In part 4, the Yahoos pelt Gulliver with excrement almost as soon as he arrives in the country of the Houyhnhnms, and one of their children whom he later holds in his arms covers him with “its filthy excrements of a yellow liquid substance.” He also notes that when a pack of Yahoos decides to elect a new leader, they “come in a body, and discharge their excrements upon him from head to foot.” Swift’s particular association of the Yahoos with physical filth, and particularly with a stench so repulsive that Gulliver has to plug his nose with tobacco or herbs to be able to endure their proximity, gives the reader a clear indication of his intention in addressing this theme. It is closely related to his excoriation of folly and evil, in the attempt to strike directly at humanity’s sense of its own dignity. Swift wants to remind his readers of the corrupt nature of their own bodies. Even a healthy body produces waste which looks and smells disgusting, and an unhealthy one can be described in all manner of humiliating ways. Despite being a clergyman, Swift was far from being a conventional Christian, but he does have a strong sense of original sin, and he expresses this through physical disgust. Even if a person manages to be wise and virtuous (which he thinks they will not), their excrement will continue to stink, and this is a mark of the fallen nature of humanity. As George Orwell remarks in “Politics vs. Literature,” it is probably not a coincidence that Swift’s ideal beings, the Houyhnhnms, are horses, an animal which produces the least offensive dung of practically any animal.
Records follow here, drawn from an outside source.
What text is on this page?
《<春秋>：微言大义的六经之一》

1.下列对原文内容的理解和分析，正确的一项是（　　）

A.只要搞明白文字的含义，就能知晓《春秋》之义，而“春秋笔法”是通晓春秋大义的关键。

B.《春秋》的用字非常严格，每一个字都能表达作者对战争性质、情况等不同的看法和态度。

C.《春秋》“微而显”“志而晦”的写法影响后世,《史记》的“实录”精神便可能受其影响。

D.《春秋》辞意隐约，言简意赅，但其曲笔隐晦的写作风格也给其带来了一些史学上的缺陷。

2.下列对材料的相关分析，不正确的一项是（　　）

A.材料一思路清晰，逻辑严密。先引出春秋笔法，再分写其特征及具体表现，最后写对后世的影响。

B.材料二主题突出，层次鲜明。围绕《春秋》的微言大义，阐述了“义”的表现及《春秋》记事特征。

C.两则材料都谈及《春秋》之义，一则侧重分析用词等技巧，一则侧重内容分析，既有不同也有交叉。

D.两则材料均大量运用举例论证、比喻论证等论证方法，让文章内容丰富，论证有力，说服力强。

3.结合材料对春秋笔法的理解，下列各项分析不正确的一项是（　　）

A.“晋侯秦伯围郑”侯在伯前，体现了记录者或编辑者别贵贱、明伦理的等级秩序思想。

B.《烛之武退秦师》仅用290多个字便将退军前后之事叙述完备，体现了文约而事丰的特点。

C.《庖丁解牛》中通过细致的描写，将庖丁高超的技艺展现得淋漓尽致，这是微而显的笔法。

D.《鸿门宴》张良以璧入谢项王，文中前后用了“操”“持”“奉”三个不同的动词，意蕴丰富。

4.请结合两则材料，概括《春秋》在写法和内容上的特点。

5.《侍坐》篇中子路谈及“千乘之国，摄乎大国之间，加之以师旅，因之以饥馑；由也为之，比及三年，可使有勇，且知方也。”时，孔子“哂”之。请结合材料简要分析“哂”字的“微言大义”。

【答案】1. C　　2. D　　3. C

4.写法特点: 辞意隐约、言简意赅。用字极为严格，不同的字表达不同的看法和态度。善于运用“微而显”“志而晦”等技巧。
Even so, it is striking, given the number of times Swift mentions excrement and foul smells in part 4, that never once are these themes associated with the Houyhnhnms.
Conservatism and Progress
It may seem paradoxical for a writer who is constantly complaining about the corruption of the society in which he lives to be a social and political conservative. Why satirize a system if you do not want to change it in any way? Swift’s answer to this appears to be that the corruption of human beings is endemic. There is no point in trying to change anything or discover anything new. His approval of the Houyhnhnms, who are not at all interested in the world around them, and have not mastered even the most basic technology, is contrasted with his continual sneering at the Grand Academy of Lagado, with its experiments in agriculture and architecture.
The conservatism of Swift’s worldview is confirmed by the episode in Glubbdubdrib. He idealizes the Roman senate and disparages modern parliaments by comparison. He regards Homer and Aristotle as admirable but will not allow that anyone who has ever commented on or been influenced by their writings has added anything to human understanding. Swift’s ideal human is a Roman patrician, such as Brutus. His ideal society is one of horses who never change or discover anything new. The idea that humanity could progress to a better state through new discoveries or innovations never seems to occur to him. The only possible moral progress is through a political and economic regress, returning to a simpler and purer style of life and shedding the luxuries and distractions of modernity.